Dağlım, zifin çiçeğim, kalbine imrendiğim…
Mektubunu aldım. Bir kez okudum, yüz kez dalıp gittim. Yüz kez okuyup, aynı sözü tekrarladım: Çiçek kılığına girmiş insan, insan kılığına girmiş çiçeksin sen.
O kırılgan, o uysal tebessümünü, aynı zamanda her zaman karşındaki insana yardıma hazır, açık yürekli bakışını özledim.
“Sevgi sözcükleri ok gibidir, çok kullanıldığında hepsi değilse de bir kısmı hedefini bulur.”

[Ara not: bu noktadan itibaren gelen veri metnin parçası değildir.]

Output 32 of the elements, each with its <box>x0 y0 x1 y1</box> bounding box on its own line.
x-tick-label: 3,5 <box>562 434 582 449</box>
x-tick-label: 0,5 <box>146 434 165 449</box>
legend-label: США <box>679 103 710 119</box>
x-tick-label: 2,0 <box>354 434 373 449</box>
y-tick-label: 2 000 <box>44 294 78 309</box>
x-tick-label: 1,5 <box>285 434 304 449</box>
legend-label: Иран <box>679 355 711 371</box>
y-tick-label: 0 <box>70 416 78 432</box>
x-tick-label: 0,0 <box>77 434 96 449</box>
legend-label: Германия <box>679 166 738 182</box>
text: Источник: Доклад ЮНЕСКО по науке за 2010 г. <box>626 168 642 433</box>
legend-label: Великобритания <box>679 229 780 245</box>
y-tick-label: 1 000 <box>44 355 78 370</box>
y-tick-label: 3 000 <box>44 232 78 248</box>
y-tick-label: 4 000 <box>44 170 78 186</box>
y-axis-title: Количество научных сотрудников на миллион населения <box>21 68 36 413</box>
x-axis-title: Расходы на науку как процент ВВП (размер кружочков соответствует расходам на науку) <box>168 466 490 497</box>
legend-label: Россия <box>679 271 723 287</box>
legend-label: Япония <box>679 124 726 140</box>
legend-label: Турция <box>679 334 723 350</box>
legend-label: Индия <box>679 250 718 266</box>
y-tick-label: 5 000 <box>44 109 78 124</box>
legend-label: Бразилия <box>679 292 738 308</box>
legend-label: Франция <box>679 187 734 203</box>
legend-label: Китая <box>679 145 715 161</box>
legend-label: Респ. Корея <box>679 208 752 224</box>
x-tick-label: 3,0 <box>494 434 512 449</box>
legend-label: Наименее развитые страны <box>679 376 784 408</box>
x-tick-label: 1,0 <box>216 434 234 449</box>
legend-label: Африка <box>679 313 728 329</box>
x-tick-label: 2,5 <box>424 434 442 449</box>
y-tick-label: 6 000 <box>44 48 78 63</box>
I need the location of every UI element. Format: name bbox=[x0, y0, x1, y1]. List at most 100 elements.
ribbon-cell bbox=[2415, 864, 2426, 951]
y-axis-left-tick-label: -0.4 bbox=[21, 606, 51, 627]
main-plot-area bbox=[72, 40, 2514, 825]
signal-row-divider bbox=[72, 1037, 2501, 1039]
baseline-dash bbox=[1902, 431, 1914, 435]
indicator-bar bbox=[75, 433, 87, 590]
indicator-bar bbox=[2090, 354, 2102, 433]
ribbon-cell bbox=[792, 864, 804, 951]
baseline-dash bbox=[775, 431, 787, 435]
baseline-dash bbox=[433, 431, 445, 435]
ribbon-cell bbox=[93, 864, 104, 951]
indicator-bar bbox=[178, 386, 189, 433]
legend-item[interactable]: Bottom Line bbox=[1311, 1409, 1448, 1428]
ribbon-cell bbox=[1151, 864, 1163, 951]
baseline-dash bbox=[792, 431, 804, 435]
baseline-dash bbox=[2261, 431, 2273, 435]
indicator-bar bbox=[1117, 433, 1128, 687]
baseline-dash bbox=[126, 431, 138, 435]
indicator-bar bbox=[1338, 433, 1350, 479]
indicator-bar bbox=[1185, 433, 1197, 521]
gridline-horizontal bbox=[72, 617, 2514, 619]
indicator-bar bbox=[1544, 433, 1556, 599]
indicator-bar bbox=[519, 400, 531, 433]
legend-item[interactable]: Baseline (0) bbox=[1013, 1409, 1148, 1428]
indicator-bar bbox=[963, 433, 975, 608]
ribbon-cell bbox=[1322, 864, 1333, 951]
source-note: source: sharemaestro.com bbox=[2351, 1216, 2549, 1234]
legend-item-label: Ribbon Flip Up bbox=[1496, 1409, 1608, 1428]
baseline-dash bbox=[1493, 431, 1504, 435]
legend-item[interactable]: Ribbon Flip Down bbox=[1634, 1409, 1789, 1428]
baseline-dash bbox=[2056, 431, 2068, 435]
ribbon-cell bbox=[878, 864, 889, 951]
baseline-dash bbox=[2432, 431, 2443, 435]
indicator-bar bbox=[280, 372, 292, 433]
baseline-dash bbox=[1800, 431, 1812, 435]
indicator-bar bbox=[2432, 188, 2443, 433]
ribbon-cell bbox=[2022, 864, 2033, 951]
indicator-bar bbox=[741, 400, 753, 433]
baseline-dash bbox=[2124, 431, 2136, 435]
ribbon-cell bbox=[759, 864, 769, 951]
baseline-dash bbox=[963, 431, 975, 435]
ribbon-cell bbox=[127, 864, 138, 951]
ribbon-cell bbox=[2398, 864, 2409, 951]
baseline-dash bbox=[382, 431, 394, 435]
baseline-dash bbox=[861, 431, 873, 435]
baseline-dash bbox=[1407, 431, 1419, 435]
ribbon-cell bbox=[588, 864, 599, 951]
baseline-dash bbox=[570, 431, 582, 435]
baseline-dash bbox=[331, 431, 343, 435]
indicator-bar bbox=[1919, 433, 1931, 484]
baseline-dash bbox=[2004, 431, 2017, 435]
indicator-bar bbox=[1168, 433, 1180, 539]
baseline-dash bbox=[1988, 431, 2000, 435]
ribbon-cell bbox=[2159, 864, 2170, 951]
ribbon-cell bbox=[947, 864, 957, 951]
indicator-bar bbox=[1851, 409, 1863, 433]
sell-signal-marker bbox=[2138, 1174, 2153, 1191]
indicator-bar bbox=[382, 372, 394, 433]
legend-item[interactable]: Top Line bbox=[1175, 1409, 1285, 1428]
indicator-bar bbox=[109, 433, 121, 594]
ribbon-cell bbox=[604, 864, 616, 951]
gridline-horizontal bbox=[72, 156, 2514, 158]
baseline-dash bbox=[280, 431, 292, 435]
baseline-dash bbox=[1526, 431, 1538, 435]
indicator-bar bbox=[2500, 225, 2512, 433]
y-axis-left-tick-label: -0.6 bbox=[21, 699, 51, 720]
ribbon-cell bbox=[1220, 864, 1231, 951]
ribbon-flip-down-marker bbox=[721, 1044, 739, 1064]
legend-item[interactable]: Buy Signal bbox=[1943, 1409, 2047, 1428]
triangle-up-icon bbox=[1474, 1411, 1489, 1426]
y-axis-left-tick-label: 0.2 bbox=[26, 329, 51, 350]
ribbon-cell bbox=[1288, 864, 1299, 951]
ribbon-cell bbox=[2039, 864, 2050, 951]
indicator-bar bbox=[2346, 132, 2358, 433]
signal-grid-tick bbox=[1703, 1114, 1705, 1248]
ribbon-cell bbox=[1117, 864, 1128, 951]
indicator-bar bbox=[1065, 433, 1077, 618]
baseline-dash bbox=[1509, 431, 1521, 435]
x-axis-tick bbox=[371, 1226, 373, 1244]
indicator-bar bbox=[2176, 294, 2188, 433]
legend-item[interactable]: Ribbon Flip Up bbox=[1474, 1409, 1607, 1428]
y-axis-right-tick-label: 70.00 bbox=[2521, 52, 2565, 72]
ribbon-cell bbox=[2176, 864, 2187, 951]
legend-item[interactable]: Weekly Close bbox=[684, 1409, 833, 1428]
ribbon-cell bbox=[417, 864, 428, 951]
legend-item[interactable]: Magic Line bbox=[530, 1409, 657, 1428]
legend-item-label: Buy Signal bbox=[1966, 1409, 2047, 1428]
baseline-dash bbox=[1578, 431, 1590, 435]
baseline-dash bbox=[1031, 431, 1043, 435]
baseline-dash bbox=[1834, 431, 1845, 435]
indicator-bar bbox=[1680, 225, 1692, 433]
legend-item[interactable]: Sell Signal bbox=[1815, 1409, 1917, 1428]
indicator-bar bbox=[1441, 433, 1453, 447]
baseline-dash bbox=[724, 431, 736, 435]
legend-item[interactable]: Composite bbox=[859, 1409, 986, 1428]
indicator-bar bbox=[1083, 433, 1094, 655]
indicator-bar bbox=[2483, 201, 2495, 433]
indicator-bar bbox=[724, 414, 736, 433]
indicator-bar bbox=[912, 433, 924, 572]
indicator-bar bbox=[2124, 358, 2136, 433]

İşte tam da buydu Dağlım. Senden, beni öven, yüreklendiren, elimden tutan, içime dokunan öyle çok söz duymuştum ki, bir yerden sonra serzeniş ve eleştiri cümleleri kurduğunda bile, ben bütün sözlerini “seni seviyorum” olarak duyuyordum. Abartmıyorum. Duygusallık da değil bu. Sebebi şu ki, söylerken içimi sevinçle dolduran o saf ve temiz gülümsemenle söylüyordun. Çok zaman seninle konuşurken ‘evet’ ve ‘hayır’ bile aynı anlama geliyor, evet ile hayır kelimeleri kalbimin kapısını tıklatman oluyordu. Derin bir uyum ve tebessüm ile konuşurken senin söylediklerini de ben söyledim sayıyor, seni dinlerken içimden, “Allah’ım ne güzel konuşuyorum” diyor ve nasıl da mutlu oluyordum.
Özledim ya ne dediğimi bilmiyorum! Olsun, eksik fazla her ne yazarsam yazayım, sana yazıyor olmaktan mutluyum. Nedir ki zifin çiçeğim, nedir ki, sen hiçbir şey söylememiş olsan bile, yalnızca “teşekkürümü dua olarak etmeyi tercih ediyorum” dediğin için severdim ben seni.
Ahh… Sabahları ve otobüs terminallerinde beni beklettiğinde de, ineceğimiz durakları şaşırdığında da, bize ait olanları bilerek eksik saydığında da, yenilmesi zor poğaçalar yaptığında da aslında “şımarıyordun” ve şımardıkça daha çok seviyordum seni. Sana dönüşün, sana kavuşmanın o tanıdık fakat her seferinde yenilenen heyecanlarını… O tatlı sabahlarda bizi bekleyen ıhlamur kokularını da özledim Dağlım.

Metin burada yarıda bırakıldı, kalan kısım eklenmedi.